Claro está que, para la efectuación de dicho trabajo de memoria, que supone a su vez
el de duelo, no habrá que desdeñarse la ineludible insistencia, el carácter demoníaco —como
diría Freud— del retorno de imágenes, sensaciones y/o sueños de la desgracia, que reclaman
ser tramitados en sus particularidades. Pero tampoco habrá que ceder ante lo que emerge
como imposible: será tarea de quien tome a su cargo la desesperanza para otorgarle un
porvenir a la memoria de la víctima, de entender el decir de ésta no como el sucedáneo de un
tiempo pasado, sino como una materialidad presente; asimismo, de enseñar, como lo haría
Kierkegaard, que donde surge lo imposible no se sigue necesariamente la resignación y
tampoco la renuncia. Hacer frente a esa imposibilidad, tal como se plantea, no implica legar
un ilusorio ayer a la memoria, aportar ficciones redentoras o maquillar el dolor, se trata de
atravesar, mediante un cierto lenguaje, el mutismo infecundo, lo que yace tras la repetición
del dolor. De esta manera, creo, es posible aproximarnos a una dimensión ética de la
memoria, desde la que se reconozca la tensión ineludible y necesaria entre la verdad del
sujeto y la verdad de la historia, lo singular y lo colectivo, lo ético y lo político.

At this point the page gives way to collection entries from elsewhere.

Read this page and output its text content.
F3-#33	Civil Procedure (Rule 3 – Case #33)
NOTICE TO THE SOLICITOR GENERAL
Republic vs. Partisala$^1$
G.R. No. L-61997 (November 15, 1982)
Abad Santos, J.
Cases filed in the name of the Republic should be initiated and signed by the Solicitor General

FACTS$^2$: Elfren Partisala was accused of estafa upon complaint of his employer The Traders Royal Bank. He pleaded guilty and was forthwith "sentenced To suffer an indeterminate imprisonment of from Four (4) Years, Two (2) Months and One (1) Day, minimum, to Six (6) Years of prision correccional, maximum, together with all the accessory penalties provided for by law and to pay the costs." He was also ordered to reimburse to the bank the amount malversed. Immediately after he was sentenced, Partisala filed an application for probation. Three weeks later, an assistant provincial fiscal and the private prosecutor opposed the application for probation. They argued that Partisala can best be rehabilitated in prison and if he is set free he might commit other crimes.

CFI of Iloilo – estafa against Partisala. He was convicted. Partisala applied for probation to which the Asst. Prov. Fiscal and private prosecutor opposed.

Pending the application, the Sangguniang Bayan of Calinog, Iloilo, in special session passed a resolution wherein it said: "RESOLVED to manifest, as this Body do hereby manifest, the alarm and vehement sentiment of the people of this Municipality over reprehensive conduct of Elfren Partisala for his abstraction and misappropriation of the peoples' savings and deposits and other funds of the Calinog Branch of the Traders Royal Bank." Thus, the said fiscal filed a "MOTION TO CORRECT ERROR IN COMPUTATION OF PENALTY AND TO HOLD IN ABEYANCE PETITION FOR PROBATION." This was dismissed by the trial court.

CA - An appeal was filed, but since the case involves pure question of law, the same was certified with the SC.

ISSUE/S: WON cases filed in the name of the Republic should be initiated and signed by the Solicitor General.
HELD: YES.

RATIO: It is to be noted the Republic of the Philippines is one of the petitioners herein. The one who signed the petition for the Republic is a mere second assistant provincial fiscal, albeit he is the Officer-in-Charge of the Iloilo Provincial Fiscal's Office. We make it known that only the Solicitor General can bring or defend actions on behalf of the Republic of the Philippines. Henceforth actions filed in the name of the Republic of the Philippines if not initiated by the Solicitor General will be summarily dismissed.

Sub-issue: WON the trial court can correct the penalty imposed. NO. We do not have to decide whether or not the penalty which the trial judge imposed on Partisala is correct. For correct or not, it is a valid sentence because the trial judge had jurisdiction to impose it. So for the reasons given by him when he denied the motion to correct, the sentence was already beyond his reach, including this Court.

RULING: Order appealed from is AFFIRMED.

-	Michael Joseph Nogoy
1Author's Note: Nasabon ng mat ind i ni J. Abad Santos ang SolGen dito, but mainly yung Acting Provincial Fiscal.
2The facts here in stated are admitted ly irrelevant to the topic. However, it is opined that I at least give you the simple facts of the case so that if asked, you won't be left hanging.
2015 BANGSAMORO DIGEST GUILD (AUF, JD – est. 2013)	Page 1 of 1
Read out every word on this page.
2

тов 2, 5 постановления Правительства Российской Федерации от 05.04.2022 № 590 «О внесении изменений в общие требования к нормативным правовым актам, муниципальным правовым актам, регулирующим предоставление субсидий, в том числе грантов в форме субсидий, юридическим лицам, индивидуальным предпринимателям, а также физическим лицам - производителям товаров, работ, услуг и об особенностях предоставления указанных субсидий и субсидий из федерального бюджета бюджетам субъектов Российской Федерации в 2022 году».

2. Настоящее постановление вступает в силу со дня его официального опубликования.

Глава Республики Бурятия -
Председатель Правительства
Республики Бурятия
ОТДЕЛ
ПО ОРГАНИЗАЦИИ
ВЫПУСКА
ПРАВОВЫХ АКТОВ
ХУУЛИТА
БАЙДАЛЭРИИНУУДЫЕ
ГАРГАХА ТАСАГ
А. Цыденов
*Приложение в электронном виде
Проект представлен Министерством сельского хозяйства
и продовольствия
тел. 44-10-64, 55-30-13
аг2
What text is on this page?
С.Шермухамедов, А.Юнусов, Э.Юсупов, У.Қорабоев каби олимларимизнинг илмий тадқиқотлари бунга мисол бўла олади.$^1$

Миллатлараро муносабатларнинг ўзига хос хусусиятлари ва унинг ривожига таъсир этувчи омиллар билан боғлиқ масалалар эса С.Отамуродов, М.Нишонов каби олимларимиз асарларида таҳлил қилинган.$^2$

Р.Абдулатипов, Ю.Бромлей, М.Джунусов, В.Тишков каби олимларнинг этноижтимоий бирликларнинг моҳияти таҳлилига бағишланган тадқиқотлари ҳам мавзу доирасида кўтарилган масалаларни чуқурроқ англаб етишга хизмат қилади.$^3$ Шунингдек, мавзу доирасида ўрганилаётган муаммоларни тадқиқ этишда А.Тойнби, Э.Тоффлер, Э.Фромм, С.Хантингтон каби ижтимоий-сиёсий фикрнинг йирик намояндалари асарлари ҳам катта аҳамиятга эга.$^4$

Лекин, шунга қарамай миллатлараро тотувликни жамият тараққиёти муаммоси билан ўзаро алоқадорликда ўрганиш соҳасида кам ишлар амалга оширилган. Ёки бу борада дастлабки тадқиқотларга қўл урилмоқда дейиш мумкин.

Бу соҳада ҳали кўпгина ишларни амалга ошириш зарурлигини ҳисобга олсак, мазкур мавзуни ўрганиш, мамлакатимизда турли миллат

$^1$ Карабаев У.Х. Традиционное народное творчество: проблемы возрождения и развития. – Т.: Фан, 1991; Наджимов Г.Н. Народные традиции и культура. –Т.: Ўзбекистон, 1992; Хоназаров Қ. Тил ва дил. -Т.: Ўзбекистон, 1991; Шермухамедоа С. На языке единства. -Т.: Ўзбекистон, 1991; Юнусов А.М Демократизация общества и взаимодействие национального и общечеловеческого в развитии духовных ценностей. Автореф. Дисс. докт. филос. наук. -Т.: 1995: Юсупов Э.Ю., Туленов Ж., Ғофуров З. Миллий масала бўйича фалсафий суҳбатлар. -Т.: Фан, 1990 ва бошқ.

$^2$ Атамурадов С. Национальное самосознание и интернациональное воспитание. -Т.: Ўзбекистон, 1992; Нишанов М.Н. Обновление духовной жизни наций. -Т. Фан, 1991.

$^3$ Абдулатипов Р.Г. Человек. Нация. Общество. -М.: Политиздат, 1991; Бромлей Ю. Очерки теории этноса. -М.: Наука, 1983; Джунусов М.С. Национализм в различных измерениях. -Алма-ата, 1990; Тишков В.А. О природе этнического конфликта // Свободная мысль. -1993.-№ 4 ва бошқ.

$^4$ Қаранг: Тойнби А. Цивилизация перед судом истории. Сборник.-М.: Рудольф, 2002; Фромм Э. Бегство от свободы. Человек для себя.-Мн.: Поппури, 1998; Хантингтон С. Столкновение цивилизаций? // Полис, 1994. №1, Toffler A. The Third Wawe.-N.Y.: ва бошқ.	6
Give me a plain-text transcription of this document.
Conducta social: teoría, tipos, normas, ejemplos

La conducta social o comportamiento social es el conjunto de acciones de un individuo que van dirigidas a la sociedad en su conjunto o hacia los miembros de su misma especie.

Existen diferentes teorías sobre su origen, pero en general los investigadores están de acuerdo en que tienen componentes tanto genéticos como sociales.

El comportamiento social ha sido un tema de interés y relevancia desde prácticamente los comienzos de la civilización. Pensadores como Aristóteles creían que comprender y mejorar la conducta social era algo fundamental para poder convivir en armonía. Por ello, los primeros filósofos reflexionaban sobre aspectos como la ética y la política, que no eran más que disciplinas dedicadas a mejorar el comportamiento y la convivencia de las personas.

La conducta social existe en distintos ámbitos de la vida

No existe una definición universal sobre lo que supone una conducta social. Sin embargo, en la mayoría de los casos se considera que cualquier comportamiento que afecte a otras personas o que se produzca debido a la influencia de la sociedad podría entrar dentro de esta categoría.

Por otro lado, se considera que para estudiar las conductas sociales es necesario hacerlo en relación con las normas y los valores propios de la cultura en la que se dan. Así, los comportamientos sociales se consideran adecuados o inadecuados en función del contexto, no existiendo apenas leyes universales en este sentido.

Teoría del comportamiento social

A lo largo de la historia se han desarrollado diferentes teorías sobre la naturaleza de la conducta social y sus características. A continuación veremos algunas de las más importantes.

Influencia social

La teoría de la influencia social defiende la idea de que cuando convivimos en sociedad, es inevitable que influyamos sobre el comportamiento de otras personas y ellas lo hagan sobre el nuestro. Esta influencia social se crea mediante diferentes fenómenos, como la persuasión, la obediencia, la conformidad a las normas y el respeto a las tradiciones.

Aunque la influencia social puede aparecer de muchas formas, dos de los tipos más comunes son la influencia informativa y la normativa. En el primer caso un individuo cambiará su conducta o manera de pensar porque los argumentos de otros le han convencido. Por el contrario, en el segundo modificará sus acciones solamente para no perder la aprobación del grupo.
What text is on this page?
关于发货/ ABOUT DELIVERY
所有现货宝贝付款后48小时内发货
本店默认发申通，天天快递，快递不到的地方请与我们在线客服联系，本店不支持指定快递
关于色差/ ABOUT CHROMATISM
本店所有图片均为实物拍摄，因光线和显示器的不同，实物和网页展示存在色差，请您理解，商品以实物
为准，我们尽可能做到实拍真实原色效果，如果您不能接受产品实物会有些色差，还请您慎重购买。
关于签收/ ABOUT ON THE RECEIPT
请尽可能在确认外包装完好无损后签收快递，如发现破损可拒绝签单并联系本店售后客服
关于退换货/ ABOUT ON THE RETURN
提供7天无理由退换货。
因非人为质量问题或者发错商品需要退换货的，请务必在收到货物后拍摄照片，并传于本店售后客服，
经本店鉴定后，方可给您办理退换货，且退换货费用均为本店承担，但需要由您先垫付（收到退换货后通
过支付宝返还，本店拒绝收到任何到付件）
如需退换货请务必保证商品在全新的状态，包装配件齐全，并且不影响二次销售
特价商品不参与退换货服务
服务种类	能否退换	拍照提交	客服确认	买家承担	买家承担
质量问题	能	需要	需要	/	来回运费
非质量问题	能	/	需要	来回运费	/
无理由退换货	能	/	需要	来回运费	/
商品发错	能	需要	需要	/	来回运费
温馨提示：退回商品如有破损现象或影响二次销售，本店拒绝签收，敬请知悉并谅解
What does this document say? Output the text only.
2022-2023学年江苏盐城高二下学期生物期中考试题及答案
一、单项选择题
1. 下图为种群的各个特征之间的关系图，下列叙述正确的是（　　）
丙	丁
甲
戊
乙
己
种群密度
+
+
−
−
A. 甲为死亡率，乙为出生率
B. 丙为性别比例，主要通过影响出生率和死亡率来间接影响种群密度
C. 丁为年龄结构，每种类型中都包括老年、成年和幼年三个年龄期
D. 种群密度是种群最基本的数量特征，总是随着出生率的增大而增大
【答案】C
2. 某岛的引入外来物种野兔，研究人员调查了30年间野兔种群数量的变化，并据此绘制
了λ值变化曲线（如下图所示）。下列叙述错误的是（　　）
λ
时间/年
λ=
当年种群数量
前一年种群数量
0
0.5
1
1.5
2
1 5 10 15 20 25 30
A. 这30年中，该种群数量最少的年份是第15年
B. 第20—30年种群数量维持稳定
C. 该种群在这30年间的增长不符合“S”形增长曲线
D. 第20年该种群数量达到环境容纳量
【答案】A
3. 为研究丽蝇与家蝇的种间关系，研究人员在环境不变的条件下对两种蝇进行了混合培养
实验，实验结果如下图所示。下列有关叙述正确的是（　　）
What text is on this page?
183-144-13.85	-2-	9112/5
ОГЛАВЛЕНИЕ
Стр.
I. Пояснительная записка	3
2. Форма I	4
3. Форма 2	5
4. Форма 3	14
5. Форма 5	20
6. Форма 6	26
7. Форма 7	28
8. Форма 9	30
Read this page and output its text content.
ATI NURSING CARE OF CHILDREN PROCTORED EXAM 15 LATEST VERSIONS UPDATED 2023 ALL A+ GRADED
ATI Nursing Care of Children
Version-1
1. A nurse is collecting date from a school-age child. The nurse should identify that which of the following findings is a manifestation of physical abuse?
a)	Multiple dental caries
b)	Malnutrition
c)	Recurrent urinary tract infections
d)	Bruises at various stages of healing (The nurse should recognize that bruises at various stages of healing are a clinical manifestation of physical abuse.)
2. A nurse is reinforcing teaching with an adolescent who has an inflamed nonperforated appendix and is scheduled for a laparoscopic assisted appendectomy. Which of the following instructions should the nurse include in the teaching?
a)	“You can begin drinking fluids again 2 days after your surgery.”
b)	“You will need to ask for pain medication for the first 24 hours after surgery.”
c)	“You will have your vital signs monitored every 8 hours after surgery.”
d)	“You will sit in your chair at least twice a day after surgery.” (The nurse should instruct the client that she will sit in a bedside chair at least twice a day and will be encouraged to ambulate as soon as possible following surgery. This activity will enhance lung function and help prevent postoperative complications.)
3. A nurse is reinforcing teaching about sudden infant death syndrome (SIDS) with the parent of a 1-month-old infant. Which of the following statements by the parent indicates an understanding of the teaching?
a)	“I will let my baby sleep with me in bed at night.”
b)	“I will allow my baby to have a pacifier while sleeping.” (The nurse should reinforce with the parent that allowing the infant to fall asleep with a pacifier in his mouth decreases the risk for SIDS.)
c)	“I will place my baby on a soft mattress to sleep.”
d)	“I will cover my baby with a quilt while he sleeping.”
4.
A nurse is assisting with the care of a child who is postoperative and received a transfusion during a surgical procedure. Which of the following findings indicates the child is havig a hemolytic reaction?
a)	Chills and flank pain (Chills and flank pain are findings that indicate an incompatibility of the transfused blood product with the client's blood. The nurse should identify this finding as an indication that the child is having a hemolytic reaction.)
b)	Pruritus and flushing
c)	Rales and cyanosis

En el caso que me compete, como psicólogo, creo que se trata de privilegiar la tramitación
del recuerdo haciéndolo pasar por la palabra, para restarle su coloración traumática e
inaceptable, de ser capaz de escuchar y encarnar un semblante que invite a no ceder ante lo
mortífero, en síntesis, de ser alguien que le muestre al sujeto que hay en una víctima que pese
al azar y la miseria, lo que vive merece ser dicho, y que tan solo a partir de ese despliegue
narrativo le será posible hallar su verdad, no en la correspondencia con los hechos, sino en la
respuesta de aquel a quien se dirige.